I love to eat pudding but rarely make it because the whole custard aspect feels too involved except on rare occasions. Then I saw this recipe for perfect panna cotta on David Leibovitz' blog and decided to give it a whirl because, no custard! And I was also looking for ways to show off the beautiful berries we'd just picked at our annual pilgrimage to Story Farms in Catskill.
David wasn't exaggerating – it is amazingly easy to make, thanks to the powdered gelatin. Just make sure to start several hours before you plan to serve dessert as it needs time to cool in order to set fully.

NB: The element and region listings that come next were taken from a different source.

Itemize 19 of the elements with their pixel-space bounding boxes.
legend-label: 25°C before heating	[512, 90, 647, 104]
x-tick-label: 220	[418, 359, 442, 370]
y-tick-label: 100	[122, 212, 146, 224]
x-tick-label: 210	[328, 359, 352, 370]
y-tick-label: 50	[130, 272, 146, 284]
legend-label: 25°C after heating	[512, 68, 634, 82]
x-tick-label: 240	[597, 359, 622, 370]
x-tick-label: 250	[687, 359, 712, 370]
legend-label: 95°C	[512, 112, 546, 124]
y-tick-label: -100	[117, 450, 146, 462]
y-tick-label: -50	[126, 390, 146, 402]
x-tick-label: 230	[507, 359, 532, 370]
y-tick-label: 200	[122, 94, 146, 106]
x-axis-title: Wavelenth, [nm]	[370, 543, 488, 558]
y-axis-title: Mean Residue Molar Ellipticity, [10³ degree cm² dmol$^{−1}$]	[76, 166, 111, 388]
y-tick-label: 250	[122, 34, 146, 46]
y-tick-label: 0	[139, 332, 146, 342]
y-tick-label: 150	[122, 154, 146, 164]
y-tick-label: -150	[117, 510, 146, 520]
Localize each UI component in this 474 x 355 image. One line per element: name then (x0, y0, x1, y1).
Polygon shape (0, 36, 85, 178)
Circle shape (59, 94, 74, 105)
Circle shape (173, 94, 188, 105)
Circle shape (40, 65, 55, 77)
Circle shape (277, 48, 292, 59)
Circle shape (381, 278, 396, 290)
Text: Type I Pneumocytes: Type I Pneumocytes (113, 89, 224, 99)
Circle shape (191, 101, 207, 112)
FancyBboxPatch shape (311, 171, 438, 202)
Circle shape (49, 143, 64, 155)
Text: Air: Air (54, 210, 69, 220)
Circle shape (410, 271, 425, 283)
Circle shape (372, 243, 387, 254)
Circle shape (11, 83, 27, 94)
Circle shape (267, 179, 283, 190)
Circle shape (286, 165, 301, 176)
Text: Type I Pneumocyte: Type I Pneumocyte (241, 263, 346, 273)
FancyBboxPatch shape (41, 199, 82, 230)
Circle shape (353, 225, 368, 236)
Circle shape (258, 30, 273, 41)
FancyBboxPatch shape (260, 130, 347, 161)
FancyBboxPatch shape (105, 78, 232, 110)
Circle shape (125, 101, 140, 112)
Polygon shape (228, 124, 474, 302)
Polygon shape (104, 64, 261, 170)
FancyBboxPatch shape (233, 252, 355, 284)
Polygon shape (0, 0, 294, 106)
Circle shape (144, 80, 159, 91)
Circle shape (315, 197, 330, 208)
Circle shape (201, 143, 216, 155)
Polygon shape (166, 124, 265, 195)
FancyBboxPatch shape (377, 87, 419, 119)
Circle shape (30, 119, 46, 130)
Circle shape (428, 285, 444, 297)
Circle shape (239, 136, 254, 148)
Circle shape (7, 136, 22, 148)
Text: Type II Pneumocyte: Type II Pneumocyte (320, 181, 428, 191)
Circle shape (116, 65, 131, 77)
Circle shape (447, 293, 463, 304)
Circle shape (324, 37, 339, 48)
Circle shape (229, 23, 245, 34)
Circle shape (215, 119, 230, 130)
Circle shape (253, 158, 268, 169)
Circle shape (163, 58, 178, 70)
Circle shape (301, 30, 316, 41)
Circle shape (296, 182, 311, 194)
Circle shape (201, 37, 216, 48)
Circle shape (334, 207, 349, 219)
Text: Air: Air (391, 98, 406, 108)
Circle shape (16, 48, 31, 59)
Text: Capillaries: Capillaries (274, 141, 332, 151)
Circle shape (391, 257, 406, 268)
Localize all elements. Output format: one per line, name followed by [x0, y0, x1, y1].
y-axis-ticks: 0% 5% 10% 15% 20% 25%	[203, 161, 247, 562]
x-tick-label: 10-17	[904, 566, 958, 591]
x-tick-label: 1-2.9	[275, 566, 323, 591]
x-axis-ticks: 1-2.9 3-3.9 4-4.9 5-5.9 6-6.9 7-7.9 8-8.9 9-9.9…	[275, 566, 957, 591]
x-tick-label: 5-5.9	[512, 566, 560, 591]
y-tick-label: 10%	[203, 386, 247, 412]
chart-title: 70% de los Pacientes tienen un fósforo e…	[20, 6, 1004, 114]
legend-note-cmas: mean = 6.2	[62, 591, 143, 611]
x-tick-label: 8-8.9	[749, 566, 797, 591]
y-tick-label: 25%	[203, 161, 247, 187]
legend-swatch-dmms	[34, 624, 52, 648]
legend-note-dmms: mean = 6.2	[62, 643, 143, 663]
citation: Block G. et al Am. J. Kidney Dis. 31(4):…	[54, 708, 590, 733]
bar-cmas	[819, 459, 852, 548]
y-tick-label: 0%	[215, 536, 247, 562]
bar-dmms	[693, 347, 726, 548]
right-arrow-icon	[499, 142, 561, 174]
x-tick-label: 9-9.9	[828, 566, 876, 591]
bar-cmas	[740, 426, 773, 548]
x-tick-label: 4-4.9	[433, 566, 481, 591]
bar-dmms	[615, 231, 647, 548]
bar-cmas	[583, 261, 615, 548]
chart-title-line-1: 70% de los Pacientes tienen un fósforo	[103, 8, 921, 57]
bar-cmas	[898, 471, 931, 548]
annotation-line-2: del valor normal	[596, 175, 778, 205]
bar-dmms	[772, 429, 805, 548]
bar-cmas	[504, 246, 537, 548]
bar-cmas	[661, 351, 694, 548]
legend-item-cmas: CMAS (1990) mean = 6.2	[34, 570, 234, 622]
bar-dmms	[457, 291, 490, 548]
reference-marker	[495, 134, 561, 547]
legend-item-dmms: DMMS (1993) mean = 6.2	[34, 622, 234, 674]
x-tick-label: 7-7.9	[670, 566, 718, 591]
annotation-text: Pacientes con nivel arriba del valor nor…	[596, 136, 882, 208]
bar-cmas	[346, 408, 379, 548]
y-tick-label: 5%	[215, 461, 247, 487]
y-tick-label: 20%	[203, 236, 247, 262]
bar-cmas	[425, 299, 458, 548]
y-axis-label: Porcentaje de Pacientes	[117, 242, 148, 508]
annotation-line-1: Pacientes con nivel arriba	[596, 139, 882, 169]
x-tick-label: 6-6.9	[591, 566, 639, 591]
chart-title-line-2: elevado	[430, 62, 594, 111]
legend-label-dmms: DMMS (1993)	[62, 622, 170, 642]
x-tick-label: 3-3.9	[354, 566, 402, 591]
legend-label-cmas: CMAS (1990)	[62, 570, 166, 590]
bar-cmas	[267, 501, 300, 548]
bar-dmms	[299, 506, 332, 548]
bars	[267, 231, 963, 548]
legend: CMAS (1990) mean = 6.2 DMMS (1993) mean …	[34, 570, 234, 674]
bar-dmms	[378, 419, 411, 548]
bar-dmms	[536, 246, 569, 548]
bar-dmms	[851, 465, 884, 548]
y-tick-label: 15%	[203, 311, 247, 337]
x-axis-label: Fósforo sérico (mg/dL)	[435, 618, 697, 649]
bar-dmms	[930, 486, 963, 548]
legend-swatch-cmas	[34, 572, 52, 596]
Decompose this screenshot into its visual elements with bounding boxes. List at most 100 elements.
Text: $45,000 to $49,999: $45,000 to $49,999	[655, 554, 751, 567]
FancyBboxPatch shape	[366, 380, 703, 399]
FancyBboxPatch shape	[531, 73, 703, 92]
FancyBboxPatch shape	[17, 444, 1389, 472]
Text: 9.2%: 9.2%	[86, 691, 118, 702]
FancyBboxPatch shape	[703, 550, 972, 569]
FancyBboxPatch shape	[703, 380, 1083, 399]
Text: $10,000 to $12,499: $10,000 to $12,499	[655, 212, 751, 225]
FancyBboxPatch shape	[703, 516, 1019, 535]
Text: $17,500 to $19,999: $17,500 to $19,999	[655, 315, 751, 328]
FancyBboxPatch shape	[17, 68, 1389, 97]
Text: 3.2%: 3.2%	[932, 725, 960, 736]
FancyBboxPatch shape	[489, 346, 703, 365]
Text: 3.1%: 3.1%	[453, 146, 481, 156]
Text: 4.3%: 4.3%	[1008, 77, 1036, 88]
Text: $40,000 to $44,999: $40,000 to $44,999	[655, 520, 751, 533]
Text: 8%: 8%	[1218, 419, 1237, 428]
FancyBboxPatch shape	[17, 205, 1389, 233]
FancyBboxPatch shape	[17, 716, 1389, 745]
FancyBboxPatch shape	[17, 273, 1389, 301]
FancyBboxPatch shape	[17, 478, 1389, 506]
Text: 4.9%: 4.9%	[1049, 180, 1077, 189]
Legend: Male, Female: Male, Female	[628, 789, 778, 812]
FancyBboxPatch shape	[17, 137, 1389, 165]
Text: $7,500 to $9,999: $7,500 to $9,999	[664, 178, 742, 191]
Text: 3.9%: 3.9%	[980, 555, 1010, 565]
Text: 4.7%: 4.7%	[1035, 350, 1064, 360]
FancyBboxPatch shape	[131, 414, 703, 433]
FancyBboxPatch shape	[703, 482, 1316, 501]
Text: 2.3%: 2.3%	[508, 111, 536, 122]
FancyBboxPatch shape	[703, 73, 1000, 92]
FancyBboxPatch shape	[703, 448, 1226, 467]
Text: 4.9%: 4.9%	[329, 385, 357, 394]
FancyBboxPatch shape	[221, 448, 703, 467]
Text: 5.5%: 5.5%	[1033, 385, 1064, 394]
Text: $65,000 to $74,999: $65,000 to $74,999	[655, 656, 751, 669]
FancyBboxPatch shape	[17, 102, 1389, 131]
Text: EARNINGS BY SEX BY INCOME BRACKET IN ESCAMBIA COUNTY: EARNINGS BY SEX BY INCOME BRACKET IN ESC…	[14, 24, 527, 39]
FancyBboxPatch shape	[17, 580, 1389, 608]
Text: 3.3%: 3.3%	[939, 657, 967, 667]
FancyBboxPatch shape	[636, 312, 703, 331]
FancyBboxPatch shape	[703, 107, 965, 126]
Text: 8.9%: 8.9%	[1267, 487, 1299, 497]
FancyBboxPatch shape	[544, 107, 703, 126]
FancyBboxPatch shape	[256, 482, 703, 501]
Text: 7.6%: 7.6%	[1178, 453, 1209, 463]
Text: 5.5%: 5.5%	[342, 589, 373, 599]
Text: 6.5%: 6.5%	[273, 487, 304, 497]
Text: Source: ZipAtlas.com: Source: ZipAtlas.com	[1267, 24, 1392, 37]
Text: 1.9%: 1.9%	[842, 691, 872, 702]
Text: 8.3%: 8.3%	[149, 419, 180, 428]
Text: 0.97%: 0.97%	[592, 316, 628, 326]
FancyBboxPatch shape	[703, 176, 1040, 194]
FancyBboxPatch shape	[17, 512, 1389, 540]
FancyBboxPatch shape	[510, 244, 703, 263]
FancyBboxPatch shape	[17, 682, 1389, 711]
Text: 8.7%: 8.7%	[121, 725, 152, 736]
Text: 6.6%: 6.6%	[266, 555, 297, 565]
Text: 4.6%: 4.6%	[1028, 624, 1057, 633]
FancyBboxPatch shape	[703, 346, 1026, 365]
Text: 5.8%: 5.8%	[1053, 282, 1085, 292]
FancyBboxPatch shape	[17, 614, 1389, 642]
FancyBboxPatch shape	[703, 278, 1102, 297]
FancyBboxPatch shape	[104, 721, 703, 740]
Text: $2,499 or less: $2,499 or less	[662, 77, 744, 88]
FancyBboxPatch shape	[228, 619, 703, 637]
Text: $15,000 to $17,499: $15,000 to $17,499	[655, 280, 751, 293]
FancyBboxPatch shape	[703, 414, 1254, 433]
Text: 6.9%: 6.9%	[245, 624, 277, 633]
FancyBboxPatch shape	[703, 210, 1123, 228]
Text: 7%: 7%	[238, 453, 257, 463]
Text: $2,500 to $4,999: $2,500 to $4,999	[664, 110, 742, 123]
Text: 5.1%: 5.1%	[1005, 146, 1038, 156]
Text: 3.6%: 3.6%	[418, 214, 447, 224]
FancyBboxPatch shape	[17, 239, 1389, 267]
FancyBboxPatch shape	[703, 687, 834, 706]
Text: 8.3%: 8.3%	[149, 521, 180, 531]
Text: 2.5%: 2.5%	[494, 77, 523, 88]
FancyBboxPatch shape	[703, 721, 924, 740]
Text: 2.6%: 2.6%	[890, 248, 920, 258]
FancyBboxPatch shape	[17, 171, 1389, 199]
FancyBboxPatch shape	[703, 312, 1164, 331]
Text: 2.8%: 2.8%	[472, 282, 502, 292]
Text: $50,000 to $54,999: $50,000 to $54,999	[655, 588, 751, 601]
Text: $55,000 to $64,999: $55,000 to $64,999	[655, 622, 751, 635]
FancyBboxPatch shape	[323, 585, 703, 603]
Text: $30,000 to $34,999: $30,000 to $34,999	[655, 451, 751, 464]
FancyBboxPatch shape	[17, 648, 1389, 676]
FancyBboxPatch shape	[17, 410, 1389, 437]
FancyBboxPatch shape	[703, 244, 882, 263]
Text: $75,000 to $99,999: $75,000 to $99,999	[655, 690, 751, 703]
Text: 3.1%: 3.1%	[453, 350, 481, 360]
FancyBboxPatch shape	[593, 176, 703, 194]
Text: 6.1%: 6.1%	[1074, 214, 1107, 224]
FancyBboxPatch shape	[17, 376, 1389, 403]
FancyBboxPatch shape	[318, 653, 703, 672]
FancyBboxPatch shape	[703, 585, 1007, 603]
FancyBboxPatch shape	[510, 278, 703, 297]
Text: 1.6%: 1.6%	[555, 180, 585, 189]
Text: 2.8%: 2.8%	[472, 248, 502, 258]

I do not own a matched set of custard cups and I currently have only one ramekin so I used a combination of bowls and my small army of used Bonne Maman jam jars. One other reason to go with the jam jars is that you can just screw that little red-and-white-checked lid onto the jar, making it easier to store and transport if you wanted to something decadent like bring these on a picnic.
You can either unmold the panna cotta or just serve it as is in the bowl or jar you made it in with the fruit/syrup/chocolate right on top – equally tasty and pretty and much easier, methinks. I unmolded one and then left the rest in their respective jars and bowls.
Serve with the fresh fruit of your choice – strawberries, peaches, raspberries, blueberries, and more. You could also shave a little dark chocolate over it or drizzle a little honey on it if you don't have any fruit on hand. I added a drizzle of the linden blossom syrup that's currently infusing in my fridge (post coming soon) to mine and it was divine.
Perfect Panna Cotta
Adapted from Judy Witts Francini's Secrets from My Tuscan Kitchen
Makes 8 servings
4 cups (2 pints) heavy cream or half-and-half – I used 1 pint of each
1/2 cup organic cane sugar
2 teaspoons pure vanilla extract
2 packets powdered gelatin (about 4-1/2 teaspoons)
6 tablespoons cold water
1. Heat the heavy cream and sugar in a saucepan or microwave. Once the sugar is dissolved, remove from heat and stir in the vanilla extract.
2. Lightly grease eight small cups or bowls with a neutral-tasting oil - avocado, coconut, safflower, etc.
3. Sprinkle the gelatin over the cold water in a medium-sized bowl and let stand 5 to 10 minutes. Don't be alarmed if it has an unappealing, acrid odor.
4. Pour the very warm cream and sugar mixture over the gelatin and stir until the gelatin is completely dissolved.
5. Divide the mixture into the bowls or cups, then chill until firm - between 2-4 hours. If you'd like to unmold them before serving, run a sharp knife carefully around the edge of each bowl/cup and turn out onto a plate (I had to give mine quite a bit of assistance.) Top with fruit, chocolate, honey or syrup and serve.